Des progrès accomplis ces dernières années

Pour autant, la Cour relève que de nombreux progrès ont été accomplis ces dernières années. Notamment la réorganisation des tournées ou la création sur tout le territoire de plateformes industrielles du courrier qui a permis d'automatiser le tri et de libérer du temps pour les facteurs. Mais cela s'est surtout traduit par une diminution de 10% des effectifs de facteurs entre 2009 et 2011.
En ce qui concerne le respect des délais, les efforts de la Poste ont porté leurs fruits, les objectifs sont presque toujours dépassés. Même si l'insécurité dans certains quartiers peut être une cause de non-respect. Dans certaines zones, l'insécurité empêche parfois la desserte pendant plus de sept jours.
Par ailleurs, le groupe a cherché depuis des années à diversifier son offre avec l'expérimentation de nouveaux services : collecte de papiers ou de cartouches d'imprimantes usagées, portage de médicaments, de courses ou de livres, relevé des consommations sur les compteurs, visites de prévention chez les personnes âgées… Mais ces activités se heurtent à de nombreux obstacles comme l'interdiction de stocker des médicaments en dehors des pharmacies… Quoi qu'il en soit, aussi intéressantes soient-elles, ces expérimentations restent marginales sur le chiffres d'affaires du groupe (6 millions d'euros en 2014 contre 1,7 en 2013) et ne pourront compenser qu'une part minime de la baisse du courrier, estime la cour.

Regroupement des boîtes aux lettres

Parmi les sources d'économies possibles, les magistrats cite l'amélioration de la desserte. La Poste estime en effet à 1,7 million, le nombre de boîtes installées à l'intérieur de propriétés privées (soit 7,5% du total), occasionnant un surcoût de 40 millions d'euros par an. Sans parler des risques d'accidents et de contentieux qui en découlent. La Cour propose une "clarification des textes" afin d'obliger à rendre les boîtes plus accessibles aux facteurs. La Cour relève également que 3,3 millions de points de distribution n'ont pas de numéro et 540.000 mériteraient un complément d'adresse. "Ces situations perdurent parfois dans les communes de plus de 2.000 habitants… Les efforts de normalisation, à la charge de l'entreprise et des exécutifs locaux, doivent s'intensifier."
La Cour a également cherché du grain à moudre dans le temps de travail effectif des facteurs, qui peuvent rentrer chez eux une fois la tournée terminée (pratique dite du "fini-parti"). "Persistent sur le terrain des situation de sous-occupation pour certains facteurs, et donc un potentiel de productivité inexploité", considère-t-elle, soulignant au passage un "absentéisme élevé". Elle remet en cause la manière dont les zones de tournées sont déterminées : priorité est donnée en fonction de l'ancienneté (principe des "ventes de quartiers"), ce qui, selon la Cour, nuit à la performance du service.

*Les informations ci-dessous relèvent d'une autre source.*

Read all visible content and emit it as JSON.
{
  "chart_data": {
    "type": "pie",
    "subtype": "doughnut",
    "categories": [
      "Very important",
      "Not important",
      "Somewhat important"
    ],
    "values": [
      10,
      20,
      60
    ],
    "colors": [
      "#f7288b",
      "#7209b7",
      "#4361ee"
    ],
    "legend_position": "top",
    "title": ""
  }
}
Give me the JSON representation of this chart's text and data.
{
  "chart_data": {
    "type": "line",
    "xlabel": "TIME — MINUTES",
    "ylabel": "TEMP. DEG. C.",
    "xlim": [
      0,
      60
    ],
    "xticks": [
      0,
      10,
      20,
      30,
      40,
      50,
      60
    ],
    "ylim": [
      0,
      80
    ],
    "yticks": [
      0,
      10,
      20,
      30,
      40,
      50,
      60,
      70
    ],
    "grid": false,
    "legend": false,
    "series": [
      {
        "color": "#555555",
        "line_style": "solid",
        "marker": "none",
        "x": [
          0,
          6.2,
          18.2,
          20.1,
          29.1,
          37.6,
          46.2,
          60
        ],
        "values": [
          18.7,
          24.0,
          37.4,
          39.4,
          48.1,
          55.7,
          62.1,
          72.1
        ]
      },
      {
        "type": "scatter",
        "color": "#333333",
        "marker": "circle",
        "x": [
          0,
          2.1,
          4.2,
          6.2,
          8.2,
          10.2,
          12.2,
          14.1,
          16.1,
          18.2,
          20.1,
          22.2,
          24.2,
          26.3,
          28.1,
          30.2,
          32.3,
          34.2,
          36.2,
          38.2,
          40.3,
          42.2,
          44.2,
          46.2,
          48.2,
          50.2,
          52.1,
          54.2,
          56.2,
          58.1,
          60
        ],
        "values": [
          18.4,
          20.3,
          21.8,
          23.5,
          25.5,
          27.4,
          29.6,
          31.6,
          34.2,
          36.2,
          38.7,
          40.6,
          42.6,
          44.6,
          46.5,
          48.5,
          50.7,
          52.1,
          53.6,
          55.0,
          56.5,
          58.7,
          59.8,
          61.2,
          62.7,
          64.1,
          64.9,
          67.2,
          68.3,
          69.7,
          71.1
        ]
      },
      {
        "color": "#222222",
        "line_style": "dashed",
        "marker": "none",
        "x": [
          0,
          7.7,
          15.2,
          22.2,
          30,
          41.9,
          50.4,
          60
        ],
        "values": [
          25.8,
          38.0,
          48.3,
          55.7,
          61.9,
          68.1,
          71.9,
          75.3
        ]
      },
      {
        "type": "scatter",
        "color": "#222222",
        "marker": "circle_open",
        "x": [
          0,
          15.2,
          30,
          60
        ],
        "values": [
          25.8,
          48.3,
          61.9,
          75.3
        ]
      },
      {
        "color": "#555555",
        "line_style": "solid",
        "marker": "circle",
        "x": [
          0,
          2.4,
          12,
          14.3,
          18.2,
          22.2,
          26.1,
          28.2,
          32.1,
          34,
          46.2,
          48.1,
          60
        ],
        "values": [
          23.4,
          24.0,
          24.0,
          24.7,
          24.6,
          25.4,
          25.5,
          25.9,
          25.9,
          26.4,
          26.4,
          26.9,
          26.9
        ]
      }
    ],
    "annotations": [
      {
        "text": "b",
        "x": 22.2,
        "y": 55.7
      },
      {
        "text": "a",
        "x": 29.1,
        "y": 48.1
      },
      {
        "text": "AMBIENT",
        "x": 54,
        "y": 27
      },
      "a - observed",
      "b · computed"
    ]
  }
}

Quatre sujets à réexaminer

Mais la Cour pousse plus loin son raisonnement. "Dans l'attente d'une éventuelle réflexion au niveau européen sur les missions des marchés postaux", elle s'interroge sur les "lourdes contraintes" que font peser les modalités du service universel postal retenu en France. Quatre sujets méritent d'être réexaminés à ses yeux : la fréquence de distribution, le délai de distribution, le regroupement des boîtes aux lettres et les prestations incluses dans le service universel. Ainsi, l'objectif de distribution à "J+1" ne seraient plus aussi pertinent selon elle, du fait de la concurrence des échanges dématérialisés. Elle encourage par ailleurs les boîtes aux lettres collectives qui nécessitent un accord contractuel entre la Poste et la collectivité concernée. "Certains pays comme le Canada atteignent aujourd'hui des taux de regroupement des boîtes proches de 10%", souligne-telle. C'est trois fois plus qu'en France. La Cour des comptes recommande enfin de "recueillir les informations permettant de prévenir les destinataires de la distribution prochaine de lettres recommandées ou d'objets suivis et leur donner le choix des modalités de remise". Alors que 89% de la population de plus de 12 ans possède un téléphone portable et 82% ont accès à internet, la Poste n'est pas encore en mesure d'avertir ses clients d'une distribution prochaine, déplore-t-elle.